Mothercare, the maternity specialist, revealed strong interim results and has unveiled plans to take advantage of property market conditions to reshape key parts of its store portfolio.
Mothercare said underlying group profit before tax rose 11.1% to £10m on sales up 7.9% to £387.3m. Like-for-likes grew 4% in the UK and 1% internationally.
Following completion of the first phase of its property strategy, Mothercare will now exploit the fact that 50% of its leases expire within the next three years and a weak property market to open parenting centres - housing the full range of Mothercare and Early Learning Centre ranges and concessions - rationalise the high street chain and open “landmark” shops.
Parenting centres at present account for 40% of UK store space and 65% of profit.
Another 31 will be opened over three years, including 10 in the current year, and the intention is to have 120 altogether. “In the current property market and with the destination appeal of our two brands we are able to obtain advantageous lease terms and enter key catchments that have previously been difficult to access profitably,” the retailer said.
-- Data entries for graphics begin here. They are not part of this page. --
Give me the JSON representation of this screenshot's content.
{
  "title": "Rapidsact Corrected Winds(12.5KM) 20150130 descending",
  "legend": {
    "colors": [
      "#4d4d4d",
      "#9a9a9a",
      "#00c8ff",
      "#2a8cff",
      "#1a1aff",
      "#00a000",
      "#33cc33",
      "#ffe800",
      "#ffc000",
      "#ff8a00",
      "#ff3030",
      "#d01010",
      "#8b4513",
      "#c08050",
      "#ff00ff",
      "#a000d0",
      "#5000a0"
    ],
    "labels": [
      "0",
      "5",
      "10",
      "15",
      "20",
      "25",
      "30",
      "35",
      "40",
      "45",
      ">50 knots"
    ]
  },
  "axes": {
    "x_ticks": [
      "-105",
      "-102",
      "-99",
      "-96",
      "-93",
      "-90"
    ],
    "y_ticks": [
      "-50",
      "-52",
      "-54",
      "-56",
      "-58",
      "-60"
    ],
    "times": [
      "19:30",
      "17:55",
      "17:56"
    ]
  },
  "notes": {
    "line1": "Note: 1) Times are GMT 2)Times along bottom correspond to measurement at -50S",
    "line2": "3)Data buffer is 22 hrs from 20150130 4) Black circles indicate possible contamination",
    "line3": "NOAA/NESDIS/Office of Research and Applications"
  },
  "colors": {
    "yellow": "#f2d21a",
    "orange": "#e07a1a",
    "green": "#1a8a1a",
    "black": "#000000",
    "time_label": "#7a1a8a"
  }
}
Mothercare will address 90 “lower profit” high street shops as leases expire. Mothercare said: “We plan to move these stores to more profitable out-of-town locations, seek to renegotiate rentals or, if this can’t be achieved, close these stores.”
Mothercare has also identified 12 locations for “landmark” stores in high footfall locations such as city centres and shopping malls.
Mothercare chief executive Ben Gordon said: “With the strength of our two global brands, our rapidly growing international platform, a reducing UK cost base and debt-free business, we are well placed as we enter the important second half.”